Albeit semantic types are more productive regarding physical dimensions (e.g. spatial like fnst:Front, fnst:Back) or sensori-motor aspects of entities (e.g. fnst:Source,
fnst:Goal) it is an aspect that should generally be considered in the frame building workflow, while populating the knowledge graph operationalising the frame.
This step, therefore, consists in retrieving all existing FrameNet semantic types, and then manually explore their differences and coverage, resulting in a selection of semantic types eventually triggering the desired frame. Then, a second query is performed, looking for entities filtered by the aforementioned iteration of non-disambiguated lexical units from synsets and their hyponyms, also extracting their semantic type, ending in a final coherence checking between the entities retrieved, their semantic type, and their semantic type evocation of the frame. The queries are shown in Fig. ?? as “Semantic Type query”.
This final query in particular, which refers to Pustejovsky’s “Type theory” is particularly relevant and is exploited to infer further knowledge from graph pattern inferences related to Type Matching, Type Accomodation, and Type Coercion.
Semantic Type query:
SELECT DISTINCT ?entity ?semanticType
WHERE {
?entity <https://w3id.org/framester/framenet/tbox/hasSemType> ?semanticType .

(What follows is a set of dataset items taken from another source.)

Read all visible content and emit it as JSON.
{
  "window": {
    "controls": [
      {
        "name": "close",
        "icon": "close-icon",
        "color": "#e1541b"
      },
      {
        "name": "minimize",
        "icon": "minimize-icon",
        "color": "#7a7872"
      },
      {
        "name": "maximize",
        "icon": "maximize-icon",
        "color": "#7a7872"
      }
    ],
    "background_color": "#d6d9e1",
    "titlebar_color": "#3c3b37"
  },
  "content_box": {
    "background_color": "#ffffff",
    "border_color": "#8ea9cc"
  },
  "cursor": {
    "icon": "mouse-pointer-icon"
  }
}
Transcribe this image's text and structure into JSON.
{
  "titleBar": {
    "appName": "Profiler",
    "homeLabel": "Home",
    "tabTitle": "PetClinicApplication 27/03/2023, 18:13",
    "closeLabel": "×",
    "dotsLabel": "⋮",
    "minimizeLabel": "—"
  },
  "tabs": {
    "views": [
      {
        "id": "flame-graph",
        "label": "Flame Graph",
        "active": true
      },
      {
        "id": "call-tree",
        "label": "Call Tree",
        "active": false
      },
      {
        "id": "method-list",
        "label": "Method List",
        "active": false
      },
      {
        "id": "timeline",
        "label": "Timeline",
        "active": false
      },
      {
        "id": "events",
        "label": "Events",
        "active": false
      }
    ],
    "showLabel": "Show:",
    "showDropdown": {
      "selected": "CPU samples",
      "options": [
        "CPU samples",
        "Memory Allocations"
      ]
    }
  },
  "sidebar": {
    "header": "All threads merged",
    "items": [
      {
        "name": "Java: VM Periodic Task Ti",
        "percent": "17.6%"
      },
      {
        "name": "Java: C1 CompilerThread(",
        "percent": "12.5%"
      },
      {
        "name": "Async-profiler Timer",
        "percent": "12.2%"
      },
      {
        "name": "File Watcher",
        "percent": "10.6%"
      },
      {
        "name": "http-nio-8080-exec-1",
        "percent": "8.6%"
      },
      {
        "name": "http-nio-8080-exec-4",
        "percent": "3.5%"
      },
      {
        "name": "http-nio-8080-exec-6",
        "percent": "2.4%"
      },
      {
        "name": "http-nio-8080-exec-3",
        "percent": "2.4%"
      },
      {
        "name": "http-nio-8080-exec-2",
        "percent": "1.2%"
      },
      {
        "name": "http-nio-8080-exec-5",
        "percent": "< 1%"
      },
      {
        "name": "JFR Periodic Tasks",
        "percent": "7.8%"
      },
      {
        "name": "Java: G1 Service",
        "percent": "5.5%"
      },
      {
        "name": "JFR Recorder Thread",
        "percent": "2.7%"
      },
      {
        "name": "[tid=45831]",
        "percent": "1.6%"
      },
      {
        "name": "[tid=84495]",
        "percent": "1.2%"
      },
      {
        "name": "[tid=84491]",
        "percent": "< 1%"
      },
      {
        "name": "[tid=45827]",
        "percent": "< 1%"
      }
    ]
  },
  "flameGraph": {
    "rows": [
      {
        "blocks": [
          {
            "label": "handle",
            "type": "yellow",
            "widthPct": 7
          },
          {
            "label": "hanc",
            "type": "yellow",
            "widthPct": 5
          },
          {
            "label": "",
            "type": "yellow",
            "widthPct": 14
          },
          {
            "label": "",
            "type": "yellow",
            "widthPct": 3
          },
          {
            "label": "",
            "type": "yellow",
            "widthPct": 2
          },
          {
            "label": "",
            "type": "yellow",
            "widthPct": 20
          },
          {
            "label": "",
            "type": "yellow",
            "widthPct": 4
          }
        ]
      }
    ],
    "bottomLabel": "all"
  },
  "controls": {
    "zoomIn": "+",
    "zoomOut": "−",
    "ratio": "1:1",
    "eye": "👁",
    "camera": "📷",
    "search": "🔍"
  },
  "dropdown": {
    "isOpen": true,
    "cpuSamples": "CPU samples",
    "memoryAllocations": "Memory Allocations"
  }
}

FILTER(regex(?entity, "insert_variable", "i"))
}
A necessary concluding note to the QUOKKA workflow is that, when dealing with a considerable amount of resources, which in turn includes thousands of triples, and in addition the proposition is to deal with conceptual matter, it is important to take into account the amount of noise that can derive as a cascading consequence of different level of accuracy, multiple steps of alignments, misunderstandings, different purposes etc. In this work, to avoid the introduction of too much noise it was developed a graph accuracy scoring system, which is injected in the Framester resource as a scale from 1 to 5, and introduced in the ontology in the form of the data property: fschema:reliabilityScore.
The advice, when using the QUOKKA workfow applied to the Framester resource is to set, for all the queries, the value for the above mentioned data property as >= 4, in order to set the filtering granularity to maximise both accuracy and recall.